With tuition fees rising in many countries, it’s more important now than ever that going to university has a career benefit. Sure, three or four years spent partying and socializing has its appeals, but it’s no longer enough to justify the cost and effort of going to university, which is why the Graduate Employability ranking is so important.

Last year, Stanford University took the inaugural crown (a pilot version of the ranking was also released in 2016) with Massachusetts Institute of Technology (MIT) and Tsinghua University breathing down its neck in second and third respectively. Will it still be the best in the world this year? Here are some of the things to look out for in this year’s ranking.

Changes to the methodology

This year, a slight change to the weighting of the five different indicators used to assess universities has occurred. Alumni outcomes now carries a weighting of 25%, an increase from last year, ensuring more prominence is given to universities that have produced successful alumni. The dataset used to create this indicator has also been increased by 40%, ensuring it’s more thorough than last year.

To accommodate this increased focus on alumni outcomes, the weighting for employer-student connections has been reduced from 15 to 10%. This indicator counts the number of individual employers who have been actively present on a university’s campus over the last 12 months, at careers fairs and other events.

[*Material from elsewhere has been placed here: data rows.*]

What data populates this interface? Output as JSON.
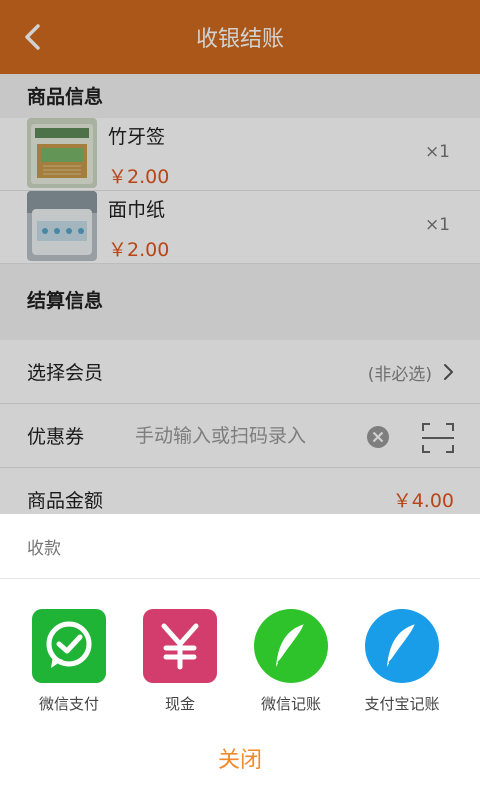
{
  "header": {
    "title": "收银结账"
  },
  "goods_section": {
    "title": "商品信息"
  },
  "goods": [
    {
      "name": "竹牙签",
      "price": "￥2.00",
      "qty": "×1",
      "thumb": "toothpick-image"
    },
    {
      "name": "面巾纸",
      "price": "￥2.00",
      "qty": "×1",
      "thumb": "tissue-image"
    }
  ],
  "settle_section": {
    "title": "结算信息"
  },
  "member": {
    "label": "选择会员",
    "hint": "(非必选)"
  },
  "coupon": {
    "label": "优惠券",
    "placeholder": "手动输入或扫码录入"
  },
  "amount": {
    "label": "商品金额",
    "value": "￥4.00"
  },
  "sheet": {
    "title": "收款",
    "methods": [
      {
        "label": "微信支付",
        "icon": "wechat-pay-icon",
        "color": "#20b437"
      },
      {
        "label": "现金",
        "icon": "yuan-icon",
        "color": "#d23d6d"
      },
      {
        "label": "微信记账",
        "icon": "feather-icon",
        "color": "#2fc32b"
      },
      {
        "label": "支付宝记账",
        "icon": "feather-icon",
        "color": "#199de8"
      }
    ],
    "close_label": "关闭"
  },
  "colors": {
    "brand": "#d06b1f",
    "price": "#e0561f",
    "close": "#f08a2a"
  }
}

The other three indicators used for the ranking remain unchanged. They are: employer reputation, partnership with employers per faculty and graduate employment rate.

What does this change mean for this year’s ranking? Well, the shift will reward universities which have produced the world’s most creative, wealthy, entrepreneurial and philanthropic individuals, particularly if those people studied at undergraduate level as this is given a higher weighting than postgraduate study.

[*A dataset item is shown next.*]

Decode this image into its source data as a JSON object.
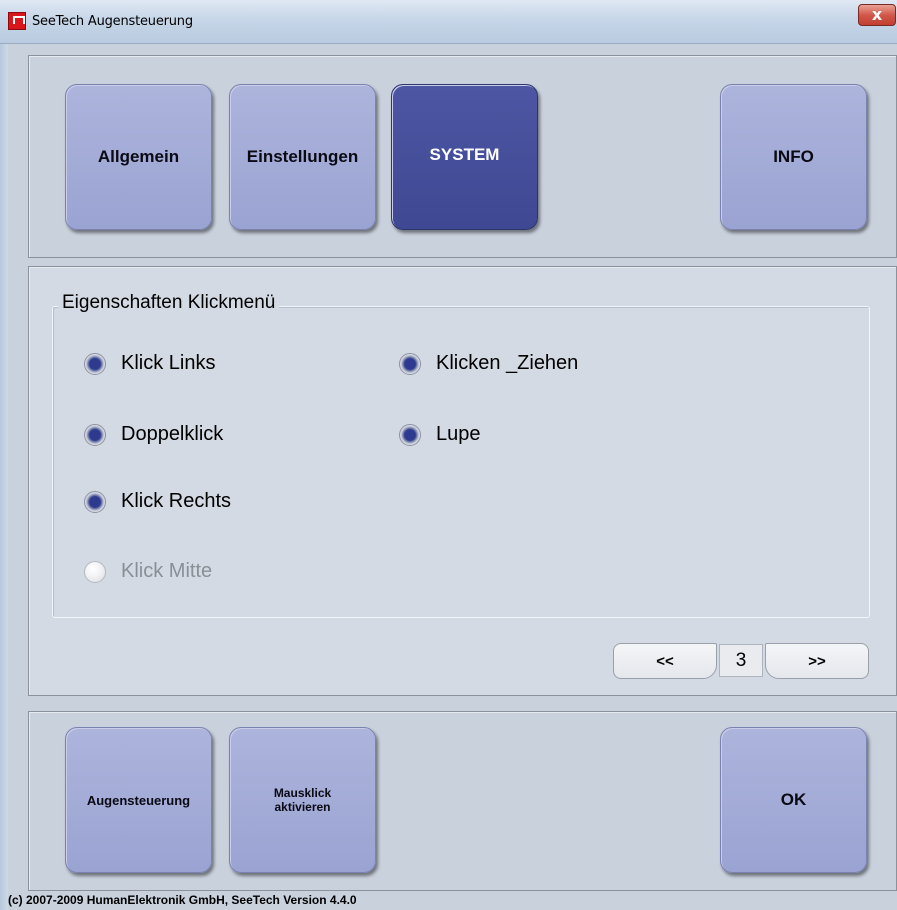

More universities than ever before

Last year’s ranking included 200 universities and was drawn from data that had been acquired and analyzed on 300 institutions. This year, the number of total universities considered has been doubled to 600, and the top 500 universities will be published.

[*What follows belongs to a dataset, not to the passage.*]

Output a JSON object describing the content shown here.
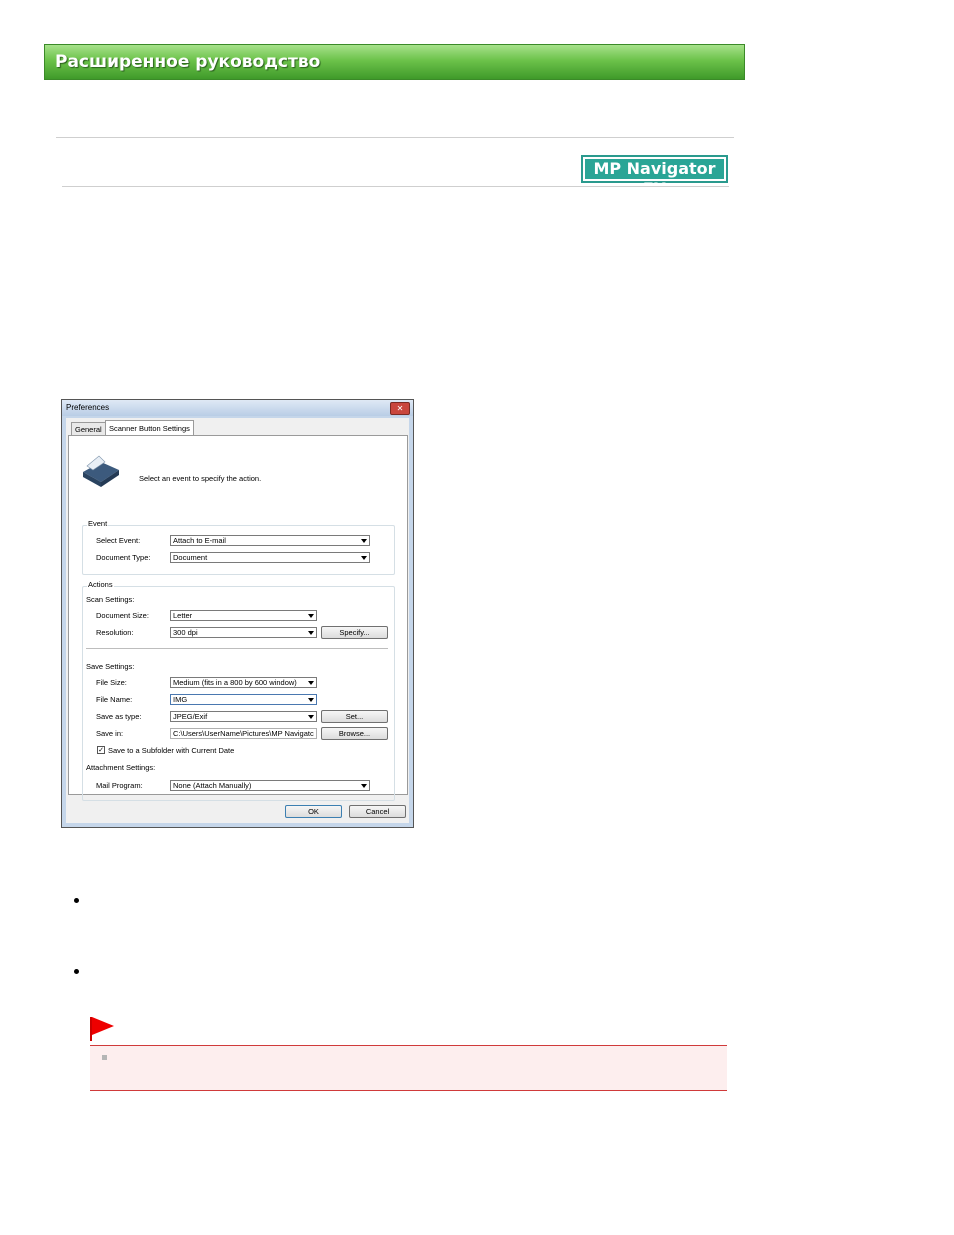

As well as ensuring a much greater geographical spread of universities, the expanded ranking is likely to see several universities break into the top 50 and top 100 for the first time. Universities which performed well last year may have a fight on their hands to retain or improve upon their position.

Fight for number one

Which brings us to the battle at the top of the rankings table. Stanford University were last year’s champions and will be hoping to repeat the feat again this year. They should be helped by the fact that last year they scored full marks in two of the five ranking indicators, including alumni outcomes which is gaining in importance this year.

However, there are several universities well-placed to take Stanford’s crown. The University of Oxford also scored full marks for alumni outcomes in last year’s ranking, suggesting it could benefit from the change in methodology, while last year’s second place university MIT will be hoping it can build on finishing top of the QS World University Rankings again earlier this summer.

Of course, it shouldn’t be overlooked that another university could benefit from the expanded focus of this year’s ranking and shoot up the table to take the number one spot. All will be revealed on September 12.